My late maternal grandfather, Mark White, always made fun of Eleanor Roosevelt’s distinctive voice, probably, as a conservative Republican just to rib my grandmother Deane, raised a moderate to liberal Democrat (they taught me first-hand about bipartisanship.) He did a pretty good imitation too, but I was far more influenced by one of the First Lady’s quotes my grandfather often used.
“Do one thing every day that scares you.”
Now, I assumed Mrs. Roosevelt’s meant “challenges,” “pushes,” even “discomforts.” Anyway, the saying resonated with me and I took it to heart.
I would have been happy just learning to ride the big bikes or even something smaller but after training to ride them, I realized it opened up a whole new world of challenges. Believe me, it is both humbling and exhilarating but never boring. You’re always a bit “scared” and the same is true of flying an airplane.
The same was true of my approach during four decades of leading Destination Marketing Organizations (DMOs.) Becoming qualified for the job was a never-ending process of change and growth both for me, the organization and the three communities I represented. I woke up every morning determined to push myself by doing things outside my comfort zone.
Not everyone in similar positions goes at it with zeal, passion or never-ending drive to improve and grow. Many in the same profession appear satisfied to practice community marketing today, just as I did when I first started out in the early 1970s and apparently that’s what works for some communities.
Fortunately for Durham, though, some do - including my successor, who as I observed over 20 years of working together, goes about the job in the same way albeit, much to the relief of some I’m sure, with a very different personal style.
Flying has always seemed romantic to me but in a historical sense. I love old airplanes and air museums but I always seemed to get more than a bite nauseous on amusement park rides as well as during occasional flight seeing over the years.
Never a Fremont County Fair went by, before or after I came along, without either my Dad dragging me up on a plane ride (that’s a 1935 souvenir of his first on the left,) always in a “tail-dragger” and from a very short St. Anthony, ID gravel strip.
Those who know I also grew up hearing stories about my Dad’s first cousin and best friend who was killed in action during WWII when as the tail-gunner his B-26 Marauder was shot down over Italy or watching as my uncle, just seven years older and a good friend growing up, flew fighter planes on more than 300 north missions over Vietnam, only to be killed flying for the DEA, might bethinking I could or should have taken a pass on learning to fly, right?
Perhaps, but it is a challenge and falls under “doing one thing a day that scares me. I’m also drawn to the challenge of seeing if I can master a whole new set of procedures, controls and techniques. Fortunately, while I still dislike amusement rides, flying a plane (knock on wood) doesn’t make me feel nauseous.

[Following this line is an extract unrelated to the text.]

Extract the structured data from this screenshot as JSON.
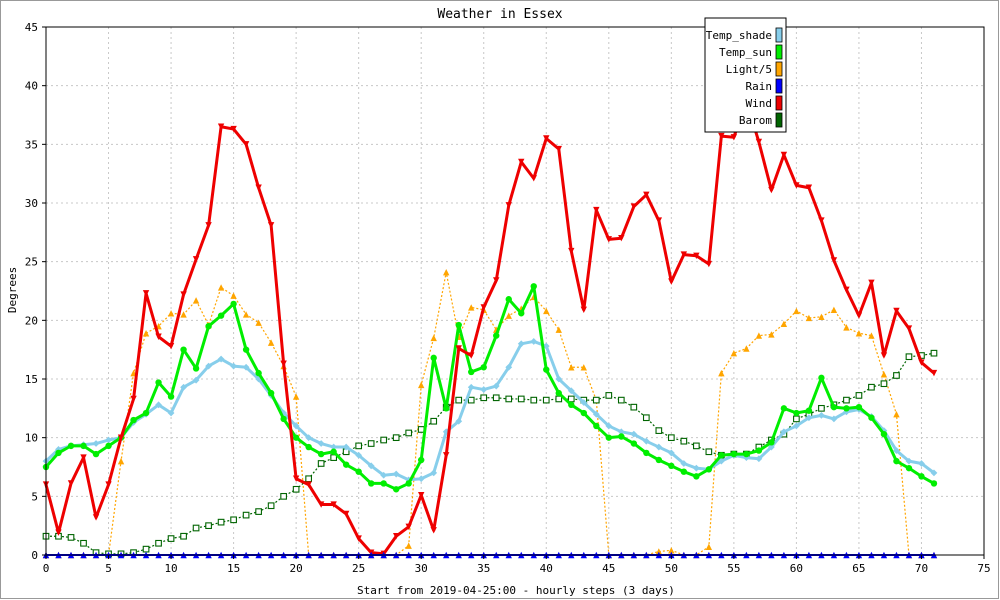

Just as I learned as a kid growing up, first riding and then even reading in the back seats of cars, for me, it all has to do with keeping my eyes focused, or at least I hope:-)
Maybe if I can learn to fly, I can circle back for my next challenge and master that old loop-a-plane without throwing up and make my late father proud? Nah, I’ll stick with learning to fly the real thing. Sorry Dad, it is a lot more tame!